Сережина мама только взглянула на меня и тут же исчезла. Вернулась через пол минуты с теплыми носочками и тапочками:

— На, Лена, быстренько одень, согрейся. Ты же совсем замерзла!

И такой заботой веяло от этих простых слов, что я уже сама не могла понять, как еще совсем недавно я могла бояться встречи с этой доброй и замечательной женщиной.

Самое смешное, что торт пострадал очень незначительно. Дело в том, что его верх был украшен вылитыми из шоколада листочками и обсыпан шоколадной же крошкой. Никаких цветочков из крема. Так что хотя крошка и немного обсыпалась, он был вполне съедобным и даже очень вкусным.

По поводу приезда столь важной гостьи, каковой являлась моя персона, ужин был накрыт не на кухне, а в гостиной. Меня здесь действительно ждали!

* * *

Буквально на следующий день славный город Смоленск понравился мне значительно больше. Оказывается, кроме котлованов с грязью и разнообразных колдобин в нем имеется много чего хорошего и даже, прямо скажем, симпатичного. Особенно мне понравился старый центр.

Древние башни, покрытые шрамами времени и войн, сурово взирали на суету черными провалами бойниц. Словно сказочные богатыри, окаменевшие в своем вечном дозоре и вросшие в землю, они продолжали уже которое столетие охранять мир и покой. Старинные памятники, сверкая бронзой, мудро и терпеливо взирали на суету у своего подножия. А над всем этим, прямо в ясном небе, сверкали золотые купола Собора.

Древний, гордый, величественный город. Немного смешными и неуместными выглядят в нем трамвайчики, которые, пробираясь по старинным улочкам, терпеливо карабкаются с холма на холм, а всего их, холмов, в Смоленске семь. Как в Риме. Впрочем, может быть как раз наоборот: в Риме как в Смоленске.

— Кофе хочешь? — спросил меня Сережа.

— Разве тебе известны случаи, когда я отказывалась?

— Действительно, неизвестны, — улыбнулся он. — Предлагаю спуститься в этот подвальчик.

Кофе там варили несколько странным образом. Вообще-то назывался он вполне прилично, «по-восточному», и даже маленькие турочки использовались.
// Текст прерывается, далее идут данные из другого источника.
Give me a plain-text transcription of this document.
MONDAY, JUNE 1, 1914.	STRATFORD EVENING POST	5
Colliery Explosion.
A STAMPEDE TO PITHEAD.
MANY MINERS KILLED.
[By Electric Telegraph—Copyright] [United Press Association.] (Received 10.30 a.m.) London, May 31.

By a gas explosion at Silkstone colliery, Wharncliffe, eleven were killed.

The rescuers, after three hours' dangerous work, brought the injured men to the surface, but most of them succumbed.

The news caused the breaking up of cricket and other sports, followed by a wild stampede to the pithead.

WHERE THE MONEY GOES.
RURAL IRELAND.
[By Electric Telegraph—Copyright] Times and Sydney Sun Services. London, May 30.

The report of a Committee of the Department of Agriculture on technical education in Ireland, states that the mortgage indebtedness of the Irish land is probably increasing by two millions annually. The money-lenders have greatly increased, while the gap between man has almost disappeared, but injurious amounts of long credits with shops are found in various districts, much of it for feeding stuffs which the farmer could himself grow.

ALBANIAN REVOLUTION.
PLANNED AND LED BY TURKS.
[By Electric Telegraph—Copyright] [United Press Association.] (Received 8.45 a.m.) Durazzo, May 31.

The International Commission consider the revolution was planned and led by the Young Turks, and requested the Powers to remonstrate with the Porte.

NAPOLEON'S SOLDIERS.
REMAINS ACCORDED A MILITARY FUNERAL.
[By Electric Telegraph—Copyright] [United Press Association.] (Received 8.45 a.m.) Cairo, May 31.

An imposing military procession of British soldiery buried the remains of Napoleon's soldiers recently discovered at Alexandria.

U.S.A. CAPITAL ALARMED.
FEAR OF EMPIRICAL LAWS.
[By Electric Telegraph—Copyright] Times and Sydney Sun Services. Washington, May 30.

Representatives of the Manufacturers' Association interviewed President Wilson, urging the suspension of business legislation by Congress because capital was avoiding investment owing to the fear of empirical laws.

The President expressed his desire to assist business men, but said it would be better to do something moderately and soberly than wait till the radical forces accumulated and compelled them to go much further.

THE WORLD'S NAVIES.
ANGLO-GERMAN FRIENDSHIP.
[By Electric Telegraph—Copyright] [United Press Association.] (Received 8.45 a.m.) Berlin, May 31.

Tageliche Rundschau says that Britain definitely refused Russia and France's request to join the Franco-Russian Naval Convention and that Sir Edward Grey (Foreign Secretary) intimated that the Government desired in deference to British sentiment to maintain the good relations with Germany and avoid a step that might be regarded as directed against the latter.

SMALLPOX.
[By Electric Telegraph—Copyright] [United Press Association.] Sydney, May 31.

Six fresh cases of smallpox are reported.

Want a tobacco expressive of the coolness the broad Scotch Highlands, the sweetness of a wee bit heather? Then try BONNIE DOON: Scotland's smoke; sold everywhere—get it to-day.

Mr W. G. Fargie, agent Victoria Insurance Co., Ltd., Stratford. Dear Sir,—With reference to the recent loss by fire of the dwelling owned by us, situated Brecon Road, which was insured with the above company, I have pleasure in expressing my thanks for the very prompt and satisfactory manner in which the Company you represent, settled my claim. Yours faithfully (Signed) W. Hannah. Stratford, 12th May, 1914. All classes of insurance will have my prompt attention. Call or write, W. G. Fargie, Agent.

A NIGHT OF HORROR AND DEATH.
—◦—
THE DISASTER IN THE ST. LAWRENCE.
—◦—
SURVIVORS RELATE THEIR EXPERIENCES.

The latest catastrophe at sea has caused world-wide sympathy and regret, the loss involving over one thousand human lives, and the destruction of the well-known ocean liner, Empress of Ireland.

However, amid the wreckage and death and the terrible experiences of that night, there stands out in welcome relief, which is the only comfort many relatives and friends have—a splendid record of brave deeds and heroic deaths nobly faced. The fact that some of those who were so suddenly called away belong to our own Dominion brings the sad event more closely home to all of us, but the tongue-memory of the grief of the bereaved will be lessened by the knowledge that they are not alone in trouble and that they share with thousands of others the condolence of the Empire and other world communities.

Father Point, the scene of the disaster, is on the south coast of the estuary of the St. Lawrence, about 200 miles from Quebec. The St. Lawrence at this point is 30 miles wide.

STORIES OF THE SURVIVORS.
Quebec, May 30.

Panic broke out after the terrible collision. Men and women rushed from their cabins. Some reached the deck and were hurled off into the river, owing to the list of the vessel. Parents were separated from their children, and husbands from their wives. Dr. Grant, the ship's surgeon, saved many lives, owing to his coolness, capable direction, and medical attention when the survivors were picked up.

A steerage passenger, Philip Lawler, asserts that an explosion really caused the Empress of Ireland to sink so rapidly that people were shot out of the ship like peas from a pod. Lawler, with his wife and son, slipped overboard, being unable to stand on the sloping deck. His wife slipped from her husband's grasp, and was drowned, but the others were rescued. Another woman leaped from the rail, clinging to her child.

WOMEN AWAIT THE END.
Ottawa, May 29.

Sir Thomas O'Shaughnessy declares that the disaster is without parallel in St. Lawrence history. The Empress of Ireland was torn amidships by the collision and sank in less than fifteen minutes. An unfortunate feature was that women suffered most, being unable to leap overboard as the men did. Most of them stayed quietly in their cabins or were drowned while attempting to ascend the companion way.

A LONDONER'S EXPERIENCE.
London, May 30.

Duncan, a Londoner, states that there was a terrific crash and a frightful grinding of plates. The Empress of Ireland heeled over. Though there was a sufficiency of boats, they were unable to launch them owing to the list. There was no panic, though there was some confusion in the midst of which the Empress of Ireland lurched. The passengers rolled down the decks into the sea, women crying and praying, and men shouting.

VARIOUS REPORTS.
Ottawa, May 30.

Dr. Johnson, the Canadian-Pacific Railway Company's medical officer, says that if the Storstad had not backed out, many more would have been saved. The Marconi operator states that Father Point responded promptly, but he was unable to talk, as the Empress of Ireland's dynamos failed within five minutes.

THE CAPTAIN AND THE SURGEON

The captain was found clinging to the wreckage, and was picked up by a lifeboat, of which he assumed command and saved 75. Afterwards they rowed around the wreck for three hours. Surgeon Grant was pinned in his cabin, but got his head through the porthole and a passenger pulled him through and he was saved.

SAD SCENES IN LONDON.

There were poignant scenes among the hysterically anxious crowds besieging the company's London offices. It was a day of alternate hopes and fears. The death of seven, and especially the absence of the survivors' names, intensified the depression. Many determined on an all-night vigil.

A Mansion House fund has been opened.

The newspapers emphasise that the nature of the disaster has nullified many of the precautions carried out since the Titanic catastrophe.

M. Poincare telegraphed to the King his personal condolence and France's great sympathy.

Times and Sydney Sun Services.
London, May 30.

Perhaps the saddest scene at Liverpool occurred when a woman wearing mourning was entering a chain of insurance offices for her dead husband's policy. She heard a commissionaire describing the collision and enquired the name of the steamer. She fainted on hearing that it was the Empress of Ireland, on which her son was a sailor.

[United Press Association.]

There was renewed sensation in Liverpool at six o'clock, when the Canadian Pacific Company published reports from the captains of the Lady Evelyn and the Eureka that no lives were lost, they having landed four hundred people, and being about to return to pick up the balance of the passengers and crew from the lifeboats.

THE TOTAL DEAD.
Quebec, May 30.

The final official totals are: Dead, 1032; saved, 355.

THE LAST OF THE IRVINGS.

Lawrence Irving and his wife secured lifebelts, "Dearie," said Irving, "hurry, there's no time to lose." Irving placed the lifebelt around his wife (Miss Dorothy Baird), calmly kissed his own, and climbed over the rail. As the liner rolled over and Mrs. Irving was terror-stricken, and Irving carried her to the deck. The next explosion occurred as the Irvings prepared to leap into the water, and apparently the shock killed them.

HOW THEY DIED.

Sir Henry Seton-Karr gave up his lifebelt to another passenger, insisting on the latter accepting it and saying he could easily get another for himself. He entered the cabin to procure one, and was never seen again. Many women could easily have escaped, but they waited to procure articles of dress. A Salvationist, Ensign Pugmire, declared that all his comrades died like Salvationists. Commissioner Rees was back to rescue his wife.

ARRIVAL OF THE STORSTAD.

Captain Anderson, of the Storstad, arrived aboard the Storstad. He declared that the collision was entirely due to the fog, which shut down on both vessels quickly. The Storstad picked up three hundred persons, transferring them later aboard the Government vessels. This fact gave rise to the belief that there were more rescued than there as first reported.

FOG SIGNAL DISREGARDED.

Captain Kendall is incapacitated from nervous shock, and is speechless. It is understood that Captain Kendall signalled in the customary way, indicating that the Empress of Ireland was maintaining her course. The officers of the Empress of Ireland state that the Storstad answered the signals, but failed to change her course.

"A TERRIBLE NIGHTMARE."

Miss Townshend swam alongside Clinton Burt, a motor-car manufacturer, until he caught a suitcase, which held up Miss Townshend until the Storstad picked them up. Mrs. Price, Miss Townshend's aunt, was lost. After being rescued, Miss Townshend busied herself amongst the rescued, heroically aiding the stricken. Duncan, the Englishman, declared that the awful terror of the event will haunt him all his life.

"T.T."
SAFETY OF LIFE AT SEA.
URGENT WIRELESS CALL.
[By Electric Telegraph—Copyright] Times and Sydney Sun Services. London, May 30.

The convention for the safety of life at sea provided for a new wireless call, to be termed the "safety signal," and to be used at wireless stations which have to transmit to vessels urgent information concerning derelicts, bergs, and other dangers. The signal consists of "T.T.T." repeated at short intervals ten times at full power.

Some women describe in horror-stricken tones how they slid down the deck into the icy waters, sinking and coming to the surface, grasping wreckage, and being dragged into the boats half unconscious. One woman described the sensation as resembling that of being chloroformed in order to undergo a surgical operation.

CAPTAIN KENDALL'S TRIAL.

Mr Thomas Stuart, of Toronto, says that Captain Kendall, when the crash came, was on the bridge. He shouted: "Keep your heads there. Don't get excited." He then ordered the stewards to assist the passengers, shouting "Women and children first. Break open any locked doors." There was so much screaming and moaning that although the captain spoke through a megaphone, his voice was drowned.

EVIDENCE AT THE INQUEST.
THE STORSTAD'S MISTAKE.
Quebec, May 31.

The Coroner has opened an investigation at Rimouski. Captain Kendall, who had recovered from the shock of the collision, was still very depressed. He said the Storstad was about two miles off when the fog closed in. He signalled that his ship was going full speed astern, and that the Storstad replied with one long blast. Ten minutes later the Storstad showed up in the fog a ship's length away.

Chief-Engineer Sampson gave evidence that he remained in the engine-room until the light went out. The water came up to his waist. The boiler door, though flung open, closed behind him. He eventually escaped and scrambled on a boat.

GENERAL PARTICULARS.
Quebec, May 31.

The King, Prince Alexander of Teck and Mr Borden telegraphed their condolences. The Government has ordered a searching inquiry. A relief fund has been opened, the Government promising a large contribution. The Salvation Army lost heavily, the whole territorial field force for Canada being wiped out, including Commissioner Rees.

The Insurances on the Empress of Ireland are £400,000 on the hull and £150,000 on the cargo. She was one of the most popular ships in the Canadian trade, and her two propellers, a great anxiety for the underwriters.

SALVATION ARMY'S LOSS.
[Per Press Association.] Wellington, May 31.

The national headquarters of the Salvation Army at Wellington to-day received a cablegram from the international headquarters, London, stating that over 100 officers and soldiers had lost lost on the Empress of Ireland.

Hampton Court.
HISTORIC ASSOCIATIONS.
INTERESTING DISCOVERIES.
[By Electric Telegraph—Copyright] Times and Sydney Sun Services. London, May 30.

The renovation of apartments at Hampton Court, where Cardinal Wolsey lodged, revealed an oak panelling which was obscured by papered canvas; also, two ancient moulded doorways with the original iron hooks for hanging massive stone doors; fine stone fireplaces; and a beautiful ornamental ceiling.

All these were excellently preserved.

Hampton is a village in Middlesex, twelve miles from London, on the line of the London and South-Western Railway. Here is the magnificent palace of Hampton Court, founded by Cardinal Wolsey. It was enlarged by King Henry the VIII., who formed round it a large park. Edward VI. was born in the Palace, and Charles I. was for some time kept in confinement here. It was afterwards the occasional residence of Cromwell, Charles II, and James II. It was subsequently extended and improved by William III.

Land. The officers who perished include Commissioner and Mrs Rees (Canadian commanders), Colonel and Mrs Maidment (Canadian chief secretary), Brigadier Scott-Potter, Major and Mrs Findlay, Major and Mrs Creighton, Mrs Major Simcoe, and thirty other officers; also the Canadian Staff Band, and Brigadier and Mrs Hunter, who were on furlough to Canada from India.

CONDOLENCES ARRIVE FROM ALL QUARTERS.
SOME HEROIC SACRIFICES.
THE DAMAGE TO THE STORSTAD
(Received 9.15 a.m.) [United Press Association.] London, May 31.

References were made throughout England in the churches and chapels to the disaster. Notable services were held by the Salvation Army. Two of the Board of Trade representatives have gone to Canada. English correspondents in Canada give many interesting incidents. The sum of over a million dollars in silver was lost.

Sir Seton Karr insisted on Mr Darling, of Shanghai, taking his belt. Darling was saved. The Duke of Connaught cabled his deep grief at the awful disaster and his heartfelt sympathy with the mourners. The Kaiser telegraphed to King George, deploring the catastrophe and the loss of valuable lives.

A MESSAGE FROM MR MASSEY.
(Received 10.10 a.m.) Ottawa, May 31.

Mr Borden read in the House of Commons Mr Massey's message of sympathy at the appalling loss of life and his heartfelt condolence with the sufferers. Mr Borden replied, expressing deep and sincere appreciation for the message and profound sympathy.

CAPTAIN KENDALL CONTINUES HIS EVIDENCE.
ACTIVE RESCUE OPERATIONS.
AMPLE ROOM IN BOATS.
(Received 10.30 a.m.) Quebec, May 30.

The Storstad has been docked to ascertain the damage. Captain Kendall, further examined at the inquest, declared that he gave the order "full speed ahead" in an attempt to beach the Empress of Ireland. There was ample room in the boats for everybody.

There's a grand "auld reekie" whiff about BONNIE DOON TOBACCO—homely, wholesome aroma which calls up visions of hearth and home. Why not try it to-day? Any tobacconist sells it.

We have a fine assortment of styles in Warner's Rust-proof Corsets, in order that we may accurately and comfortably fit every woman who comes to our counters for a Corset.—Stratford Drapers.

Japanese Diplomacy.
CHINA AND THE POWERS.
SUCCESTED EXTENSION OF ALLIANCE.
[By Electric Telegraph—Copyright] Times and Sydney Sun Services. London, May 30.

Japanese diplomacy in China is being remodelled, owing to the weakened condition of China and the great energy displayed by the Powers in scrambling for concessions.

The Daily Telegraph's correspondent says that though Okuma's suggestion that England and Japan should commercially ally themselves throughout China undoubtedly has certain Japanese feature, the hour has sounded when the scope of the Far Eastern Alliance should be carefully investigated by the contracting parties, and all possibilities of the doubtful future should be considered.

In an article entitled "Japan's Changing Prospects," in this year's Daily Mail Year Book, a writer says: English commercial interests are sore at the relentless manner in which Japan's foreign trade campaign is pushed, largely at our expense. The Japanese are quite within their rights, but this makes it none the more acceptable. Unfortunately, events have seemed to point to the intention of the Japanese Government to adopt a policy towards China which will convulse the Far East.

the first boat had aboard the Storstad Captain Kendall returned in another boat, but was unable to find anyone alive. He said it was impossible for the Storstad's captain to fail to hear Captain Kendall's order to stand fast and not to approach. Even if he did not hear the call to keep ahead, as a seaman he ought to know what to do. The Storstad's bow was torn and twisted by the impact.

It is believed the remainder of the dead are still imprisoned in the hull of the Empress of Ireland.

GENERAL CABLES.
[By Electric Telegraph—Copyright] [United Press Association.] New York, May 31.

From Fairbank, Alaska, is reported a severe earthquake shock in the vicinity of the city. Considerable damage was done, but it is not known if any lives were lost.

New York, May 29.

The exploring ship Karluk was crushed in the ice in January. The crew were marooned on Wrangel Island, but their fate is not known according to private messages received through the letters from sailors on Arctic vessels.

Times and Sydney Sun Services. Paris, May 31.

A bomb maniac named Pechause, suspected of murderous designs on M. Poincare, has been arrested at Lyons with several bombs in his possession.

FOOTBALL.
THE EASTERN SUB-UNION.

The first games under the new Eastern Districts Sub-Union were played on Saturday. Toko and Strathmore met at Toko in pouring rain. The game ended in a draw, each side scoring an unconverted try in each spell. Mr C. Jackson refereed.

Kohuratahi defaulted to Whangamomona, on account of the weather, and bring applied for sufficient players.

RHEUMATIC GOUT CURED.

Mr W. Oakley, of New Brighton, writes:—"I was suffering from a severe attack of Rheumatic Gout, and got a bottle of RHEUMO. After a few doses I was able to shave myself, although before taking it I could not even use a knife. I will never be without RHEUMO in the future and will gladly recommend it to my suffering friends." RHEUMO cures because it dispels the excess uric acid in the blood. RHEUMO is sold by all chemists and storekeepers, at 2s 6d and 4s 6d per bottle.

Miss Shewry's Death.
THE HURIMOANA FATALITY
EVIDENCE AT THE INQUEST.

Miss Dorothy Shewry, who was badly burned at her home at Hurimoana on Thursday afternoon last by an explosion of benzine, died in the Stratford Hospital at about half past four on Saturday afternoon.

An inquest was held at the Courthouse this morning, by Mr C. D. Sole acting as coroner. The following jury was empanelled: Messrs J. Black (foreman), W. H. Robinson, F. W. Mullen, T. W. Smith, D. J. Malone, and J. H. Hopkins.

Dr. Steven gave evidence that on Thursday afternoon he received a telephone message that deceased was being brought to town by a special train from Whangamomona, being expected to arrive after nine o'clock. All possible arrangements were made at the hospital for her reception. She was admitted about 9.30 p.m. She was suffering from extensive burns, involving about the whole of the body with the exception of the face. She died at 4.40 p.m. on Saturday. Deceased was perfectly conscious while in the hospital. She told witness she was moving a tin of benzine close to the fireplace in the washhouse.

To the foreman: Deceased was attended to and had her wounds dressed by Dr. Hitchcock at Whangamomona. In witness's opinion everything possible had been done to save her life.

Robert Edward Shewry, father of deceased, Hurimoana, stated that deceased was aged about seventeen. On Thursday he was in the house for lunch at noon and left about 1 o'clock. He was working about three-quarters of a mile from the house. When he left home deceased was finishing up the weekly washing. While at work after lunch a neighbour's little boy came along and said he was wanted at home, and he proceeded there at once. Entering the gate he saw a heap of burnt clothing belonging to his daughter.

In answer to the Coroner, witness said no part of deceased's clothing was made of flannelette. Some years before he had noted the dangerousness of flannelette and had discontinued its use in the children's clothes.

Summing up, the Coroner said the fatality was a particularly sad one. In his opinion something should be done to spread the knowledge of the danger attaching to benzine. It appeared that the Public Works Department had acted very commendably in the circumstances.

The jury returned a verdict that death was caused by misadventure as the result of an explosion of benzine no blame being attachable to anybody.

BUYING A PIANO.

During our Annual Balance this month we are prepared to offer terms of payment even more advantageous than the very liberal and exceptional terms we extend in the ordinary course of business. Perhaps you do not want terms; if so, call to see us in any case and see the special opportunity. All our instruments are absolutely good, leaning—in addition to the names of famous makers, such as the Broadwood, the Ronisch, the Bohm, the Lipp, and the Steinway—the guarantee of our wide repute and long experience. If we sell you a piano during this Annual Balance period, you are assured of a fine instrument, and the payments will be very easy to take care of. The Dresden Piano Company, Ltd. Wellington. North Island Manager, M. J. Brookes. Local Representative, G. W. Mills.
Только эта нагревательная штука, не знаю, как она называется, в которой обычно насыпан песок, что и составляет всю прелесть приготовления кофе таким способом, была пустой. Турочки просто ставились на ее дно. И естественно, пока кофе закипал, можно было состариться, да и вкус оставлял желать лучшего.

— Послушай, Сережа, а почему они так странно варят кофе, без песка?

— Наверное, не поступило руководящих директив, а сами насыпать не догадались.

— Но ведь могли же посмотреть, как это делают в других кофейнях? — допытывалась я.

— Ошибаешься, не могли.

— Почему?

— Потому, что кофеен, где варят кофе по-восточному, в Смоленске всего две — эта и еще одна. Впрочем, может быть и еще открылись за последнее время, только я не знаю. Так вот, во второй варят точно таким же образом, так что рассчитывать на передачу передового опыта не приходится.